Kilka dni później ujrzałam Świderskiego "w cywilu", jako widza na spektaklu "Męża i żony" w Teatrze Narodowym. Nie wiem, jak on odebrał tam Fredrę. Właśnie, czy Fredrę?... W tym spektaklu opracowanym przez Hanuszkiewicza ginął nam raz po raz sam autor, przysłaniany fragmentami "Słowika" - opery Kamińskiego, pianą kipiącą z wanien ustawionych w parku, gdzie toczyli swój miłosny duet Alfred (Krzysztof Kolberger) i Aniela (urzekająca Jankowska-Cieślak). Inscenizator i aktorzy włożyli dużo wysiłku, aby było to wszystko zabawą i zgrywą. Błyskotliwa gra, kapitalne prowadzenie dialogów, do dwójki wymienionych już aktorów dołączmy też Olbrychskiego w roli Gustawa-Wacława. Przeglądam program, gdzie znajduję zamieszczone tam słowa Beaumarchais: "Ze wszystkich błazeństw największym błazeństwem jest małżeństwo"... Kończy się fajerwerkowo pomysłowa sztuka.

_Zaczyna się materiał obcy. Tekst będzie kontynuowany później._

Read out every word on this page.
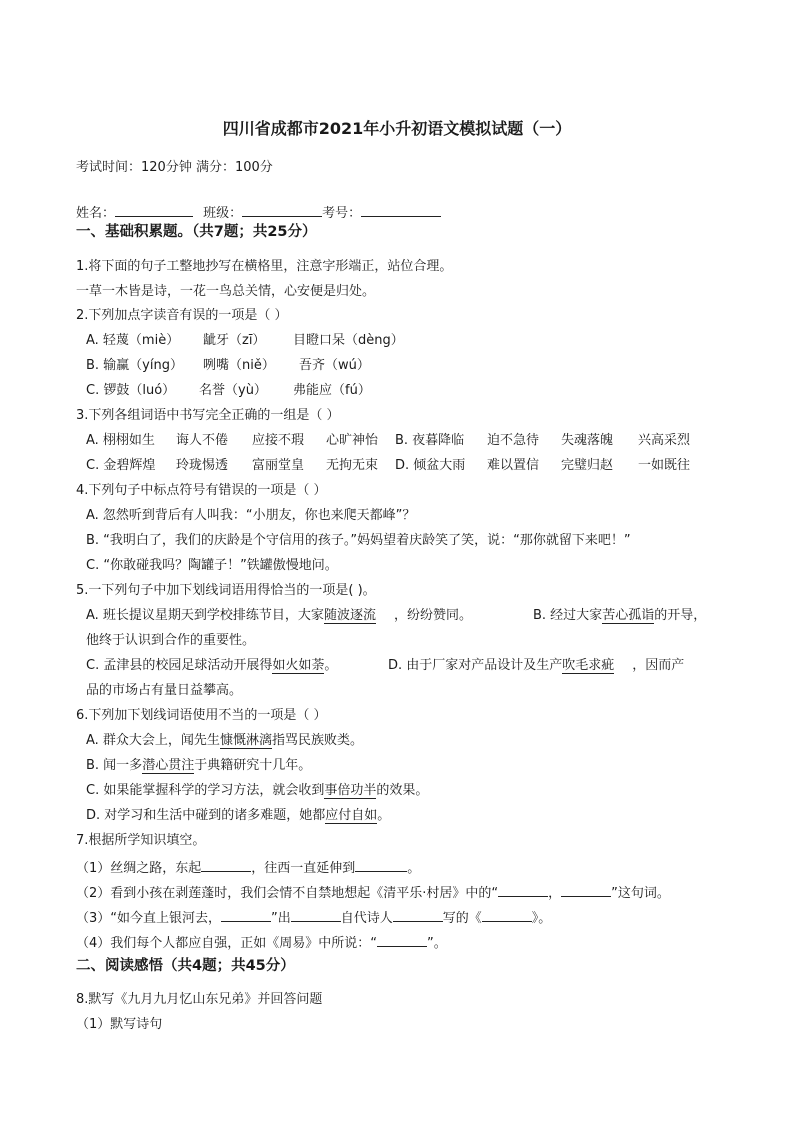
四川省成都市2021年小升初语文模拟试题（一）
考试时间：120分钟 满分：100分
姓名：	班级：	考号：
一、基础积累题。（共7题；共25分）
1.将下面的句子工整地抄写在横格里，注意字形端正，站位合理。
一草一木皆是诗，一花一鸟总关情，心安便是归处。
2.下列加点字读音有误的一项是（ ）
A. 轻蔑（miè） 龇牙（zī） 目瞪口呆（dèng）
B. 输赢（yíng） 咧嘴（niě） 吾齐（wú）
C. 锣鼓（luó） 名誉（yù） 弗能应（fú）
3.下列各组词语中书写完全正确的一组是（ ）
A. 栩栩如生 诲人不倦 应接不瑕 心旷神怡 B. 夜暮降临 迫不急待 失魂落魄 兴高采烈
C. 金碧辉煌 玲珑惕透 富丽堂皇 无拘无束 D. 倾盆大雨 难以置信 完璧归赵 一如既往
4.下列句子中标点符号有错误的一项是（ ）
A. 忽然听到背后有人叫我：“小朋友，你也来爬天都峰”？
B. “我明白了，我们的庆龄是个守信用的孩子。”妈妈望着庆龄笑了笑，说：“那你就留下来吧！”
C. “你敢碰我吗？陶罐子！”铁罐傲慢地问。
5.一下列句子中加下划线词语用得恰当的一项是( )。
A. 班长提议星期天到学校排练节目，大家随波逐流 ，纷纷赞同。	B. 经过大家苦心孤诣的开导，
他终于认识到合作的重要性。
C. 孟津县的校园足球活动开展得如火如荼。	D. 由于厂家对产品设计及生产吹毛求疵 ，因而产
品的市场占有量日益攀高。
6.下列加下划线词语使用不当的一项是（ ）
A. 群众大会上，闻先生慷慨淋漓指骂民族败类。
B. 闻一多潜心贯注于典籍研究十几年。
C. 如果能掌握科学的学习方法，就会收到事倍功半的效果。
D. 对学习和生活中碰到的诸多难题，她都应付自如。
7.根据所学知识填空。
（1）丝绸之路，东起	，往西一直延伸到	。
（2）看到小孩在剥莲蓬时，我们会情不自禁地想起《清平乐·村居》中的“	，	”这句词。
（3）“如今直上银河去，	”出	自代诗人	写的《	》。
（4）我们每个人都应自强，正如《周易》中所说：“	”。
二、阅读感悟（共4题；共45分）
8.默写《九月九月忆山东兄弟》并回答问题
（1）默写诗句
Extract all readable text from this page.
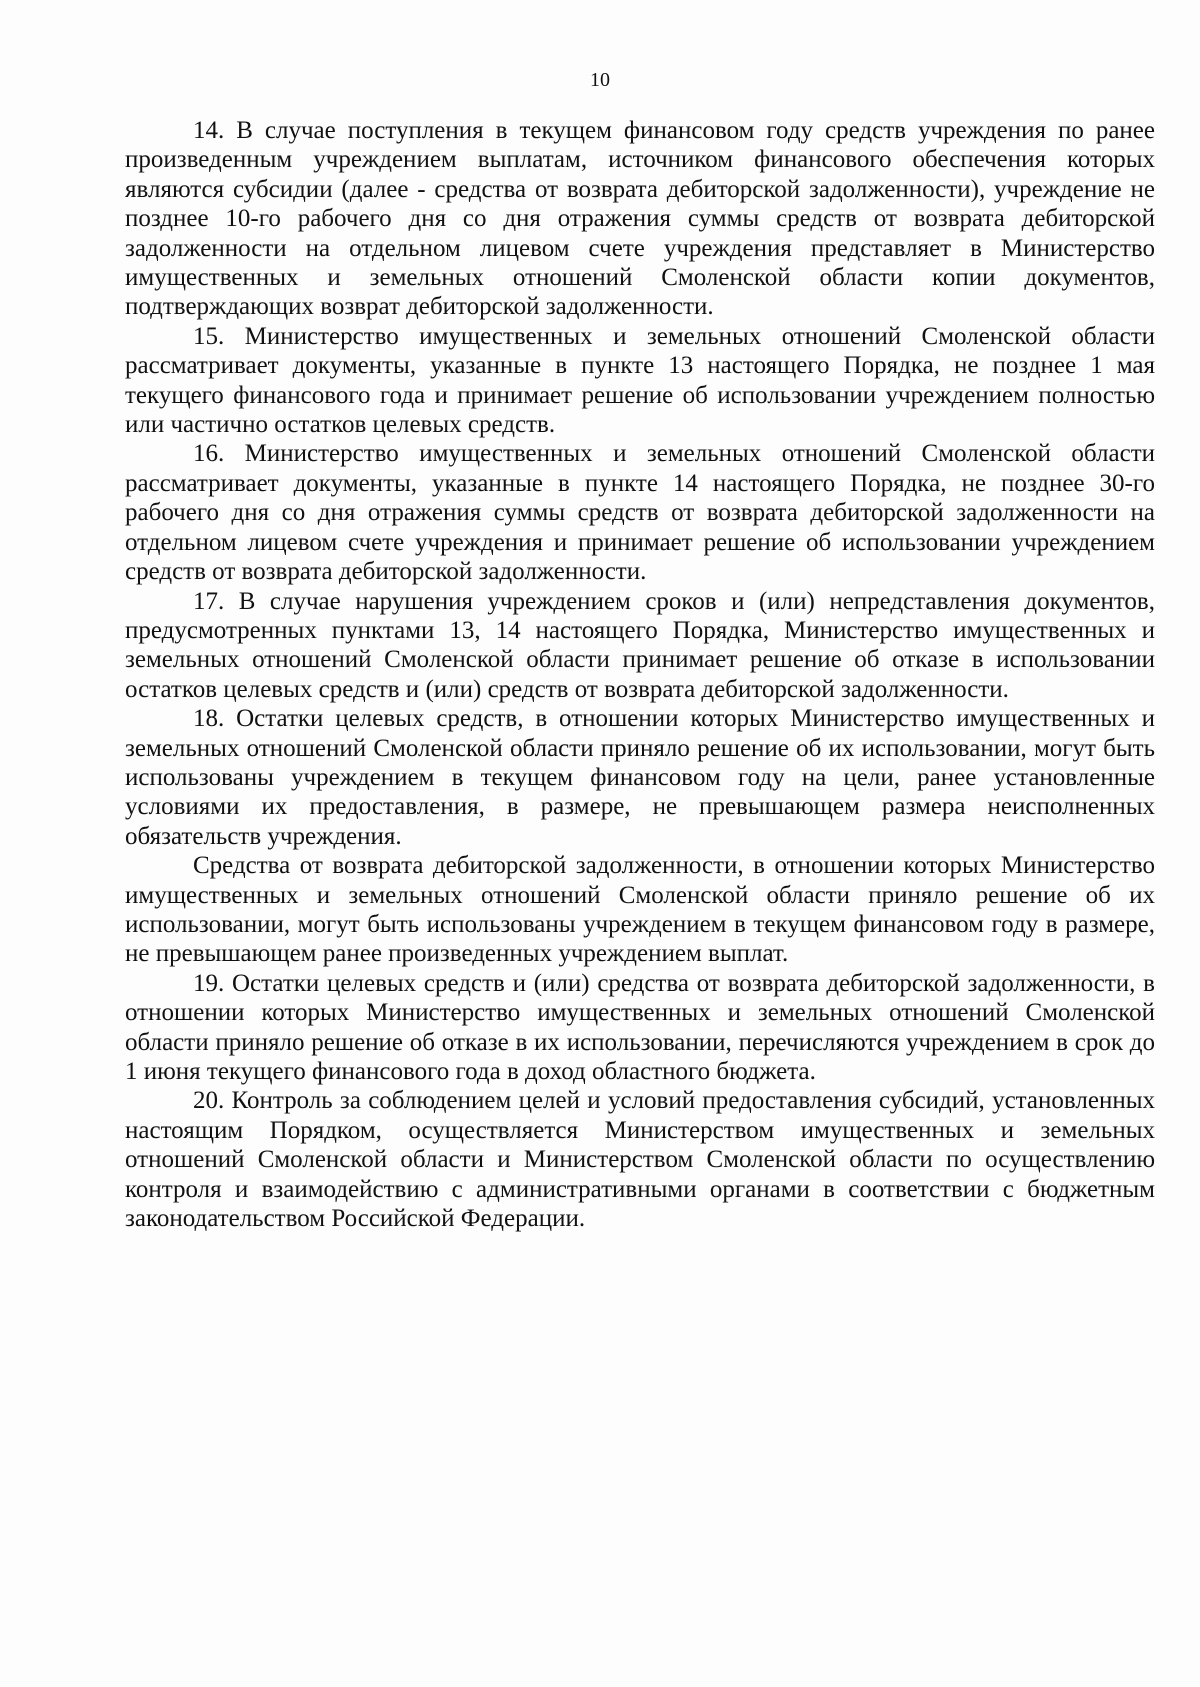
10

14. В случае поступления в текущем финансовом году средств учреждения по ранее произведенным учреждением выплатам, источником финансового обеспечения которых являются субсидии (далее - средства от возврата дебиторской задолженности), учреждение не позднее 10-го рабочего дня со дня отражения суммы средств от возврата дебиторской задолженности на отдельном лицевом счете учреждения представляет в Министерство имущественных и земельных отношений Смоленской области копии документов, подтверждающих возврат дебиторской задолженности.

15. Министерство имущественных и земельных отношений Смоленской области рассматривает документы, указанные в пункте 13 настоящего Порядка, не позднее 1 мая текущего финансового года и принимает решение об использовании учреждением полностью или частично остатков целевых средств.

16. Министерство имущественных и земельных отношений Смоленской области рассматривает документы, указанные в пункте 14 настоящего Порядка, не позднее 30-го рабочего дня со дня отражения суммы средств от возврата дебиторской задолженности на отдельном лицевом счете учреждения и принимает решение об использовании учреждением средств от возврата дебиторской задолженности.

17. В случае нарушения учреждением сроков и (или) непредставления документов, предусмотренных пунктами 13, 14 настоящего Порядка, Министерство имущественных и земельных отношений Смоленской области принимает решение об отказе в использовании остатков целевых средств и (или) средств от возврата дебиторской задолженности.

18. Остатки целевых средств, в отношении которых Министерство имущественных и земельных отношений Смоленской области приняло решение об их использовании, могут быть использованы учреждением в текущем финансовом году на цели, ранее установленные условиями их предоставления, в размере, не превышающем размера неисполненных обязательств учреждения.

Средства от возврата дебиторской задолженности, в отношении которых Министерство имущественных и земельных отношений Смоленской области приняло решение об их использовании, могут быть использованы учреждением в текущем финансовом году в размере, не превышающем ранее произведенных учреждением выплат.

19. Остатки целевых средств и (или) средства от возврата дебиторской задолженности, в отношении которых Министерство имущественных и земельных отношений Смоленской области приняло решение об отказе в их использовании, перечисляются учреждением в срок до 1 июня текущего финансового года в доход областного бюджета.

20. Контроль за соблюдением целей и условий предоставления субсидий, установленных настоящим Порядком, осуществляется Министерством имущественных и земельных отношений Смоленской области и Министерством Смоленской области по осуществлению контроля и взаимодействию с административными органами в соответствии с бюджетным законодательством Российской Федерации.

W Teatrze Dramatycznym też premiera: "Król Lear" - Szekspira, czyli "wiernie spisane dzieje żywota i śmierci Króla Leara i jego trzech córek" (w nowym tłum. M. Słomczyńskiego). Widowisko trwa bez mała cztery godziny, lecz już począwszy od pierwszej sceny wiadomo, że będzie to spektakl znaczący. W roli tytułowej Gustaw Holoubek, gra o różnych odcieniach, głęboko interpretując tę wielką rolę. Majestat, cierpienie, ból, gniew i rozpacz - wszystko wydobywa z bogactwa swoich środków aktorskich. Księcia Kentu kreował przekonywająco Zbigniew Zapasiewicz, P. Fronczewski - błazna-filozofa, Edgarem był M. Walczewski; Edgarem - bardzo dziwnym, nawet ekscentrycznym, lecz pozostającym w pamięci. Trudno wymienić wszystkich świetnych aktorów tego spektaklu; wrażenie było jeszcze spotęgowane dobrą muzyką Radwana, scenografią - K. Wiśniaka; kapitalne operowanie światłem.
W SDP odbyło się interesujące spotkanie z Kantorem po jego pełnym sukcesów pobycie w Nancy na międzynarodowym festiwalu teatru otwartego. Wybitny twórca mówił m. in. o happeningu, o przyczynach "obsunięcia" się teatru na platformę marnego baletu, o walczących teatrach ulicznych, dla których stopniowo realność polityczno-społeczna staje się legitymacją, a dotychczasowy prestiż - parawanem kryjącym wiele miernoty i blagi. Stwierdził też, że dość niebezpieczną rzeczą, jest brak teatru tradycyjnego przy tendencji, że wypada być eksperymentalnym za wszelką cenę.